Yuritzi G. – 36 (16 Stateside), Born & Living in Mexico. 


I was young, afraid and desperate to reunite with my family in the States so when asked at the border if I was a U.S. citizen, I said yes. And although I recanted immediately, I had broken the law and the punishment for this false statement is being barred from the States for life. At the time in 2001, I had no idea of the horrific consequences of my action. I was turned back after admitting I wasn’t a citizen but I managed to get across the border without inspection a few days later. I had been living in the States for four years but had returned to visit a dying grandfather. Now back with my mom, dad and three brothers, I went on with my life in Phoenix, not realizing that my momentary claim to citizenship would affect me for decades to come, maybe forever.

When I was 31, I met my husband Alex. He had just returned from his last tour of duty in Iraq. We fell in love and were married in 2010. He’s now a civilian flight instructor at a U.S. Air Force Base in Texas, training young USAF pilots. He has served his country for 30 years and is well respected as a decorated pilot in high-risk areas like Somalia, Bolivia, Colombia and Iraq.

One year after we were married, I had to leave the States because of my undocumented status. It was 10 years after the 2001 border-crossing attempt. Alex was able to get a posting with the State Department in South America so we could be together. As a military dependent, I’m allowed on any U.S. installation around the world where other families are welcome – every base except ones in the U.S. While stationed in Colombia in 2013, Alex applied for a visa for me with the U.S. Embassy. Our baby, born on the 4th of July in Mexico, became a U.S. citizen through my husband’s State Department application. However, I desperately needed a visa to be able to return with my husband to his next posting in Texas. Our request was denied citing my lifetime ban. It was heartbreaking.

Now I live in Mexico with our baby girl while Alex continues to serve his country in Texas. It’s hard on all of us. The baby has trouble remembering her father from one visit to the next. Though we Skype a lot, it’s not the same. There are no hugs and kisses. And we’re not safe where we are, not with all the kidnappings and murders in my region of Mexico.

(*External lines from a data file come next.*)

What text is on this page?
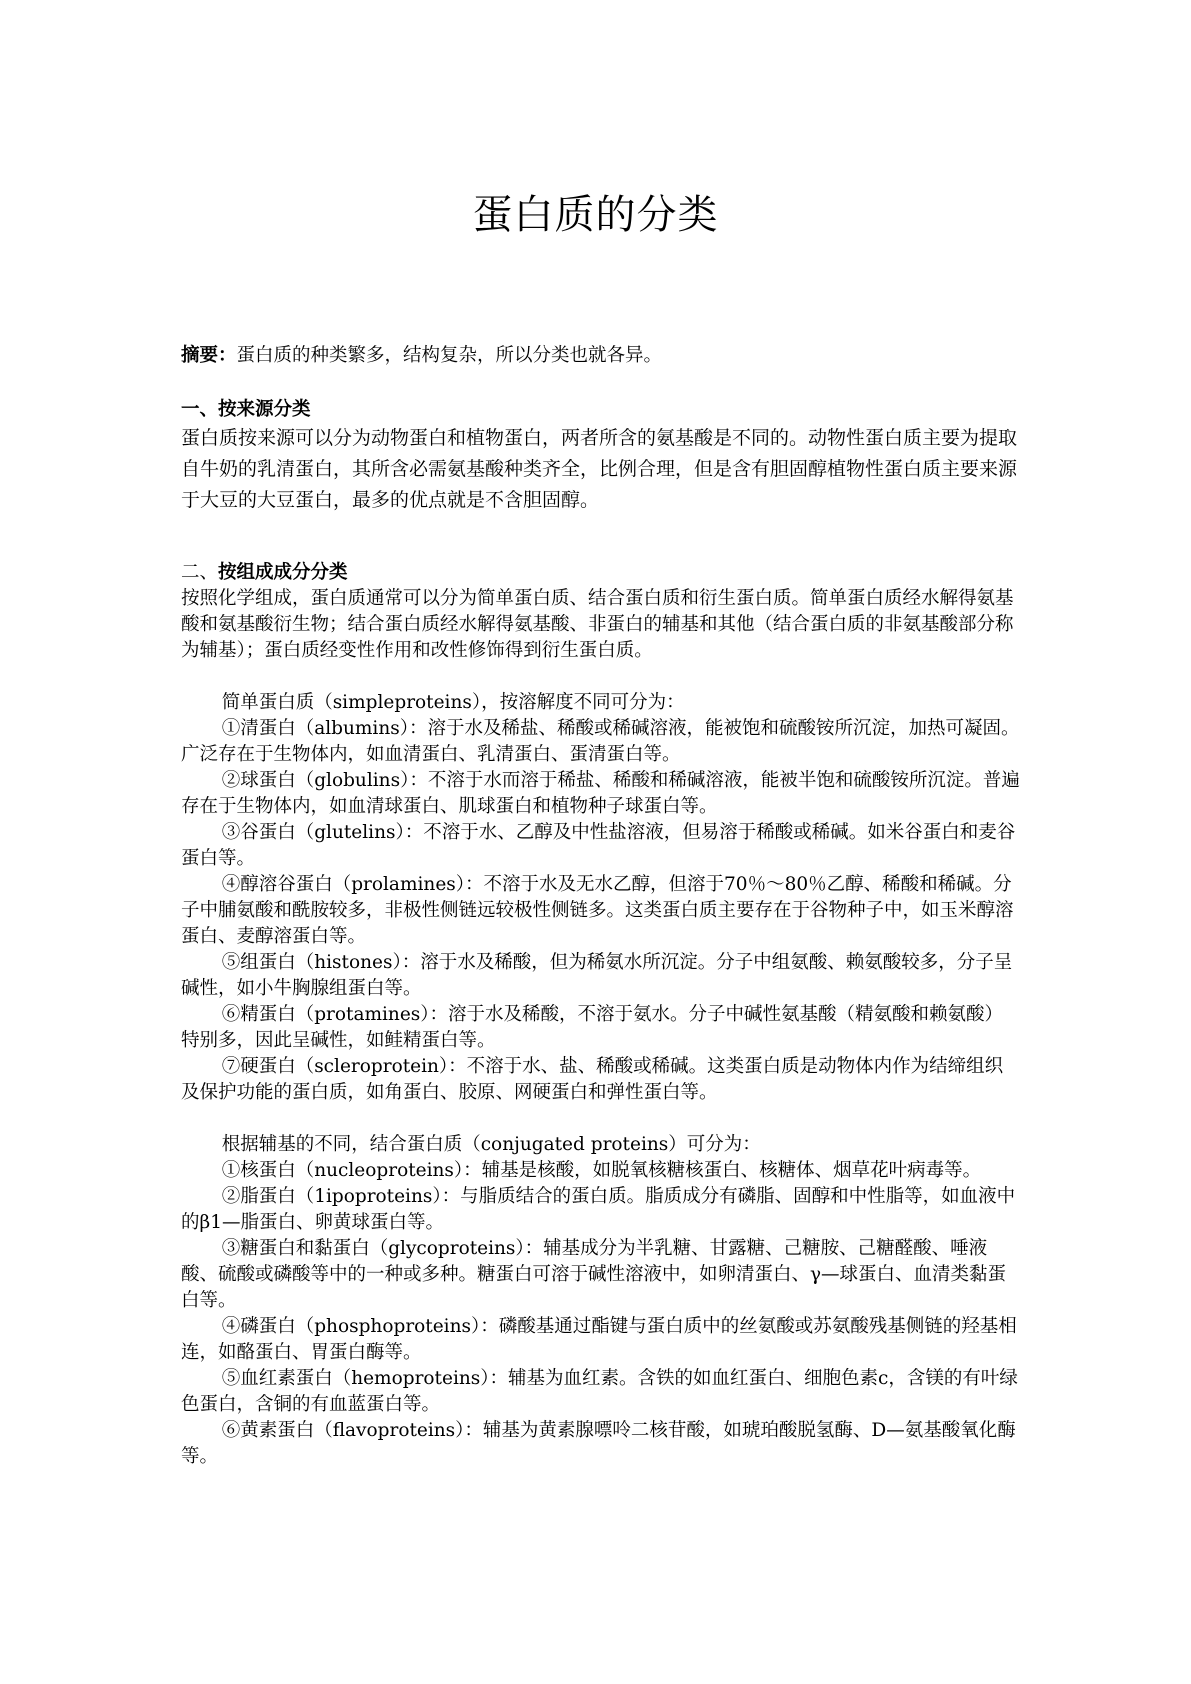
蛋白质的分类

摘要：蛋白质的种类繁多，结构复杂，所以分类也就各异。

一、按来源分类

蛋白质按来源可以分为动物蛋白和植物蛋白，两者所含的氨基酸是不同的。动物性蛋白质主要为提取自牛奶的乳清蛋白，其所含必需氨基酸种类齐全，比例合理，但是含有胆固醇植物性蛋白质主要来源于大豆的大豆蛋白，最多的优点就是不含胆固醇。

二、按组成成分分类

按照化学组成，蛋白质通常可以分为简单蛋白质、结合蛋白质和衍生蛋白质。简单蛋白质经水解得氨基酸和氨基酸衍生物；结合蛋白质经水解得氨基酸、非蛋白的辅基和其他（结合蛋白质的非氨基酸部分称为辅基）；蛋白质经变性作用和改性修饰得到衍生蛋白质。

简单蛋白质（simpleproteins），按溶解度不同可分为：

①清蛋白（albumins）：溶于水及稀盐、稀酸或稀碱溶液，能被饱和硫酸铵所沉淀，加热可凝固。广泛存在于生物体内，如血清蛋白、乳清蛋白、蛋清蛋白等。

②球蛋白（globulins）：不溶于水而溶于稀盐、稀酸和稀碱溶液，能被半饱和硫酸铵所沉淀。普遍存在于生物体内，如血清球蛋白、肌球蛋白和植物种子球蛋白等。

③谷蛋白（glutelins）：不溶于水、乙醇及中性盐溶液，但易溶于稀酸或稀碱。如米谷蛋白和麦谷蛋白等。

④醇溶谷蛋白（prolamines）：不溶于水及无水乙醇，但溶于70％～80％乙醇、稀酸和稀碱。分子中脯氨酸和酰胺较多，非极性侧链远较极性侧链多。这类蛋白质主要存在于谷物种子中，如玉米醇溶蛋白、麦醇溶蛋白等。

⑤组蛋白（histones）：溶于水及稀酸，但为稀氨水所沉淀。分子中组氨酸、赖氨酸较多，分子呈碱性，如小牛胸腺组蛋白等。

⑥精蛋白（protamines）：溶于水及稀酸，不溶于氨水。分子中碱性氨基酸（精氨酸和赖氨酸）特别多，因此呈碱性，如鲑精蛋白等。

⑦硬蛋白（scleroprotein）：不溶于水、盐、稀酸或稀碱。这类蛋白质是动物体内作为结缔组织及保护功能的蛋白质，如角蛋白、胶原、网硬蛋白和弹性蛋白等。

根据辅基的不同，结合蛋白质（conjugated proteins）可分为：

①核蛋白（nucleoproteins）：辅基是核酸，如脱氧核糖核蛋白、核糖体、烟草花叶病毒等。

②脂蛋白（1ipoproteins）：与脂质结合的蛋白质。脂质成分有磷脂、固醇和中性脂等，如血液中的β1—脂蛋白、卵黄球蛋白等。

③糖蛋白和黏蛋白（glycoproteins）：辅基成分为半乳糖、甘露糖、己糖胺、己糖醛酸、唾液酸、硫酸或磷酸等中的一种或多种。糖蛋白可溶于碱性溶液中，如卵清蛋白、γ—球蛋白、血清类黏蛋白等。

④磷蛋白（phosphoproteins）：磷酸基通过酯键与蛋白质中的丝氨酸或苏氨酸残基侧链的羟基相连，如酪蛋白、胃蛋白酶等。

⑤血红素蛋白（hemoproteins）：辅基为血红素。含铁的如血红蛋白、细胞色素c，含镁的有叶绿色蛋白，含铜的有血蓝蛋白等。

⑥黄素蛋白（flavoproteins）：辅基为黄素腺嘌呤二核苷酸，如琥珀酸脱氢酶、D—氨基酸氧化酶等。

Since Alex still works for the U.S. Air Force, he may be deployed outside the States. I can understand and accept our separation during these times. However, now he’s based in Texas and we’re forced to live apart because of something I recanted 14 years ago before I even met him. He shouldn’t be punished for my lapse of judgment. For the past three decades, he’s proven his dedication to serving his country. Alex comes from a Cuban-American family which has a history of service in the armed forces and as teachers and firefighters. He and I both love this country and just want to be together as a family.

For four years, Alex has petitioned the State Department, Texas congressional leaders and state officials. There seems to be no appeal for a lifetime ban, though there is some talk of an adjudication review. We are forever hopeful but our hopes are being constantly bashed by the bureaucracy. The State Department has consistently refused reconsideration of my case under 9FAM-Timely Retraction which would allow me to apply for a visa under a cumbersome and unpredictable 601-waiver process.

I’m not a terrorist. I’m a good person, wife and mother. If we hadn’t been forced to leave the country, we would have been eligible for a later ruling that granted military parole, allowing family members to stay with service members while their cases were being reviewed. We applied for this last February with a very persuasive package, including positive recommendations from high-ranking officers who serve with Alex. In the end, it didn’t matter. We were denied humanitarian parole in June. We were devastated.

My husband’s Air Force superiors have been most supportive, adding their letters of support to his petitions to lift my lifetime ban and allowing him to serve three weeks on and two weeks off so he can travel to Mexico to be with his family. Alex has three daughters from another marriage, two are in college and the 14-year-old lives with his first wife. Since they live in Texas, only a two-hour drive from the base, he’s able to see them on weekends. Alex is devoted to all his children.

I worry about my husband who continues to serve his country while being so tormented by his inability to get relief from the government he fights for. He just wants his family to be together.

That’s all we both want. I am so sorry that I lied to a border agent 14 years ago when I was simply trying to return to my family, but I’ve suffered enough and so have my husband and baby. I’ll do whatever it takes to prove I’m worthy of a visa. I’m 36 years old and have lived in the U.S. 16 of those years – almost half my life. Just as Alex has made his country proud, I promise to do the same.